The Food and Drug Administration's (FDA) proposal to reform the drug development process have been met with criticism from the Association of American Medical Colleges (AAMC), but with praise from other groups, including the Pharmaceutical Research and Manufacturers Association (PhRMA).

The AAMC charges that the FDA plans begin with a faulty premise: that the federal biomedical investment should translate directly to new treatments. David Korn, senior vice president of Biomedical and Health Science Research at AAMC, also warned that any attempt to involve the National Institutes of Health (NIH) in drug-related research could dilute funding for "curiosity driven" investigations that have, in the end, contributed to new therapies.

"The vast majority of NIH money is in fundamental research, not product development," Korn told The Scientist. "To equate the success of the NIH investment to whether there are 25, 40, or 60 products [submitted to] the FDA is misleading. It's a dangerous way to look at it. People who don't understand the purpose [of NIH] could be misled."

Korn's comments reflect the AAMC's response to the FDA "Critical Path" initiative, launched in March, which outlines obstacles to drug development. The AAMC was among a number of groups that submitted comments on the initiative. The comment period ended July 30, but most suggestions are being publicly released this week.

The agency's March white paper is the first step in what the agency said would be a reform in the way that new drugs are discovered, tested and regulated. By the end of the year, the FDA plans to bring new scientific methods into the development cycle. Eventually, the agency hopes that diagnostic and genomic tools will reduce the need for repeated clinical trials because such tools can cut drug discovery failures.

But observers inside and outside the agency caution that it will take time before such benefits can be realized. "The priority will be to do everything possible to reverse the fall in the number of new molecular entities, [submitted to the FDA for approval]," said Chris Webster, director of regulatory strategy and intelligence at Millennium Pharmaceuticals, based in Cambridge, Mass. "It's not going to be this year or next year, but over the next 3 to 6 years."

The initiative is prompted by the FDA's perception that "the applied sciences needed for medical product development have not kept pace with the tremendous advances in the basic sciences," according to the agency's white paper. Despite a growth in government and private investment, the number of new drugs with novel chemical structures has fallen from roughly 70 in 1993 to less than 30 in 2003, the paper said. New biologics applications have fallen from just under 30 to just under 20 during the same time period.

Despite the AAMC's concern that linking research investment to improving these numbers could threaten investment in basic science, Janet Woodcock, director of the FDA's Center for Drug Evaluation and Research, said the initiative should not affect NIH funding or programs. "We are not saying that money should be diverted from the research establishment," she said. The opportunities list is not considered a direct request for additional money from the US Congress.

Nevertheless, the agency lacks money for the tasks already identified as important, such as developing new biomarkers for disease, Woodcock said. "We do not have the resources," she told The Scientist. "We can identify needs, and we can start on some of the projects. [With the Critical Path initiative], we hope we will attract collaborators."

The FDA has already launched a project, called Voluntary Genomic Data Submission, through which the industry provides pharmacogenomic data confidentially to the FDA. The agency plans to eventually use this data in regulating drugs and biologics. Wyeth was the first company to submit materials, although other companies have since contributed, Woodcock said.

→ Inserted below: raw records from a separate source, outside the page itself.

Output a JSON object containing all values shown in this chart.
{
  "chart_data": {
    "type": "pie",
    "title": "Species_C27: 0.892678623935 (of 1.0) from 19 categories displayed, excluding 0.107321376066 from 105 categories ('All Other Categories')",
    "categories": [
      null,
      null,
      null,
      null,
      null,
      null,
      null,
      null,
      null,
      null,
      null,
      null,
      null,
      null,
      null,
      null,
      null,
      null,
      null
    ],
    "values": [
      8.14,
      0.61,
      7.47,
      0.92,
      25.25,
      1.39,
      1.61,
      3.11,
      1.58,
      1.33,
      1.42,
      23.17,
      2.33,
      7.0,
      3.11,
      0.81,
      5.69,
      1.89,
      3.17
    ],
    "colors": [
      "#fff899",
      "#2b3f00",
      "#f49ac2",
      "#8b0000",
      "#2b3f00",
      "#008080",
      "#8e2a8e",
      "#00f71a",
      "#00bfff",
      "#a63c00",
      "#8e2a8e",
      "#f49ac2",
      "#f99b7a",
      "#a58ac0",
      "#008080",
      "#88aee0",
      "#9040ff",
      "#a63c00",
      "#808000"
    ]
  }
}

These databases could eventually reduce failures in clinical trials. "You might find, from building a database, that a compound may not be effective," said Gail Cassell, chair of the American Society for Microbiology Public and Scientific Affairs Board, and vice president of Scientific Affairs for Indianapolis-based Eli Lilly & Co. The database could prevent continuing work on a certain class of compounds if "it's been tried many times and failed," she said.

PhRMA also endorsed the FDA plan for compiling company data and using it to define disease biomarkers. In the early 1990s, it was the pooling of company data on biomarkers in the treatment of HIV that led to the development of reduction in viral RNA copy number as a surrogate endpoint in the accelerated approval of new drugs for this condition, Millenium's Webster wrote in an E-mail. Companies are required to validate the efficacy of their anti-HIV drugs against a clinical endpoint after approval, he said.

For PhRMA, the AIDS experience provides a model of future FDA–industry collaboration. "PhRMA would be interested to explore creative ways to do this," its FDA submission said. The trade association also requested that the agency analyze the cost and benefits of building pooled databases and requested that the agency translate the new information into regulatory changes, which, Woodcock said, will come only after the agency learns more about new scientific tools.

Even with the use of databases, consumers should be involved in any definition of biomarkers, said Diane Dorman, vice president for public policy of the National Organization on Rare Disorders.

But Webster said that only technically trained staff should develop biomarkers. Still, "patient groups and interested members of the public would certainly have an opportunity to know what was going on," he wrote, "and perhaps to indicate their views as to, for example, the need for development of different biomarkers or their preferences in the use of particular biomarkers in decision making—how would they feel about particular risk–benefit trade-offs."